# nhefs: Bivariate Count Real Data Example:

In this notebook I use the [National Health and Nutrition Examination Survey Data I (NHANES 1) Epidemiologic Follow-up Study (NHEFS)](https://wwwn.cdc.gov/nchs/nhanes/nhefs/).

The data can be found in the [R package: causaldata](https://cran.r-project.org/web/packages/causaldata/causaldata.pdf).
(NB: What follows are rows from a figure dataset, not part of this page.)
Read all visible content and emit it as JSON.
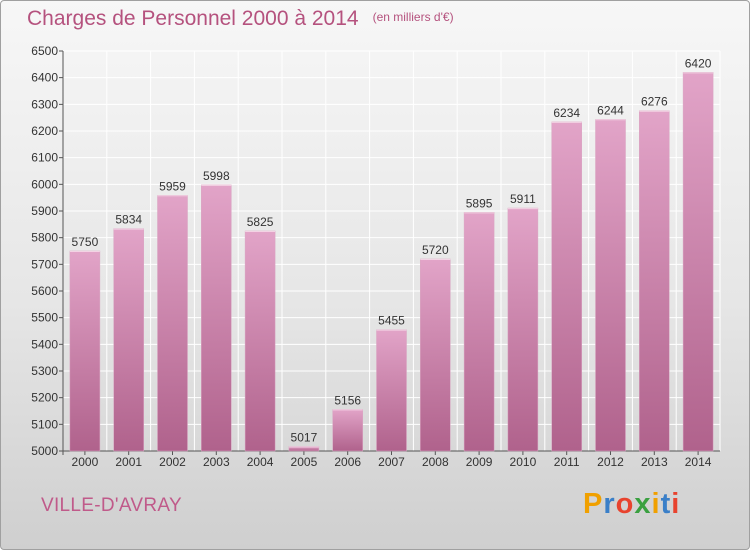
{
  "header": {
    "title": "Charges de Personnel 2000 à 2014",
    "subtitle": "(en milliers d'€)"
  },
  "footer": {
    "commune": "VILLE-D'AVRAY",
    "brand": "Proxiti",
    "brand_colors": [
      "#f0a000",
      "#3a7fc8",
      "#e8432e",
      "#3aa040",
      "#f0a000",
      "#3a7fc8",
      "#e8432e"
    ]
  },
  "colors": {
    "bar_top": "#e2a4c8",
    "bar_bottom": "#b0628c",
    "grid": "#ffffff",
    "text": "#333333",
    "accent": "#b5527e"
  },
  "chart_data": {
    "type": "bar",
    "title": "Charges de Personnel 2000 à 2014",
    "subtitle": "(en milliers d'€)",
    "categories": [
      "2000",
      "2001",
      "2002",
      "2003",
      "2004",
      "2005",
      "2006",
      "2007",
      "2008",
      "2009",
      "2010",
      "2011",
      "2012",
      "2013",
      "2014"
    ],
    "values": [
      5750,
      5834,
      5959,
      5998,
      5825,
      5017,
      5156,
      5455,
      5720,
      5895,
      5911,
      6234,
      6244,
      6276,
      6420
    ],
    "ylim": [
      5000,
      6500
    ],
    "yticks": [
      5000,
      5100,
      5200,
      5300,
      5400,
      5500,
      5600,
      5700,
      5800,
      5900,
      6000,
      6100,
      6200,
      6300,
      6400,
      6500
    ],
    "grid": true,
    "xlabel": "",
    "ylabel": ""
  }
}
We will compare the estimates from the random intercept model with Poisson Base using QuasiCopula.jl vs. MixedModels.jl
    
    - GROUPING: We will cluster by ID variable (seqn)
    - COVARIATES: Average price of tobacco in the state of residence (price)
    
    - OUTCOMES: Each outcome vector is a bivariate vector of the following counts:
    (1) NUMBER OF CIGARETTES SMOKED PER DAY IN 1971
    (2) NUMBER OF CIGARETTES SMOKED PER DAY IN 1982

In [1]:
versioninfo()

Julia Version 1.6.2
Commit 1b93d53fc4 (2021-07-14 15:36 UTC)
Platform Info:
  OS: macOS (x86_64-apple-darwin18.7.0)
  CPU: Intel(R) Core(TM) i9-9880H CPU @ 2.30GHz
  WORD_SIZE: 64
  LIBM: libopenlibm
  LLVM: libLLVM-11.0.1 (ORCJIT, skylake)
Environment:
  JULIA_NUM_THREADS = 8


In [2]:
using QuasiCopula, CSV, LinearAlgebra, DataFrames, GLM, MixedModels

┌ Info: Precompiling QuasiCopula [c47b6ae2-b804-4668-9957-eb588c99ffbc]
└ @ Base loading.jl:1342


In [3]:
BLAS.set_num_threads(1)
Threads.nthreads()

8

# Read in the dataset

In [4]:
df = CSV.read("nhefs_bivariate_count.csv", DataFrame)
df[!, :seqn] .= string.(df[!, :seqn])
df

Unnamed: 0_level_0,Column1,seqn,count,price
Unnamed: 0_level_1,Int64,String,Int64,Float64
1,1,233,30,2.18359
2,2,233,20,1.73999
3,3,235,20,2.34668
4,4,235,10,1.79736
5,5,244,20,1.56958
6,6,244,6,1.51343
7,7,245,3,1.50659
8,8,245,7,1.4519
9,9,252,20,2.34668
10,10,252,20,1.79736


### Form the random intercept model at fit using QuasiCopula.jl

In [9]:
y = :count
grouping = :seqn
covariates = [:price]

d = Poisson()
link = LogLink()
model = VC_model(df, y, grouping, covariates, d, link; penalized = true)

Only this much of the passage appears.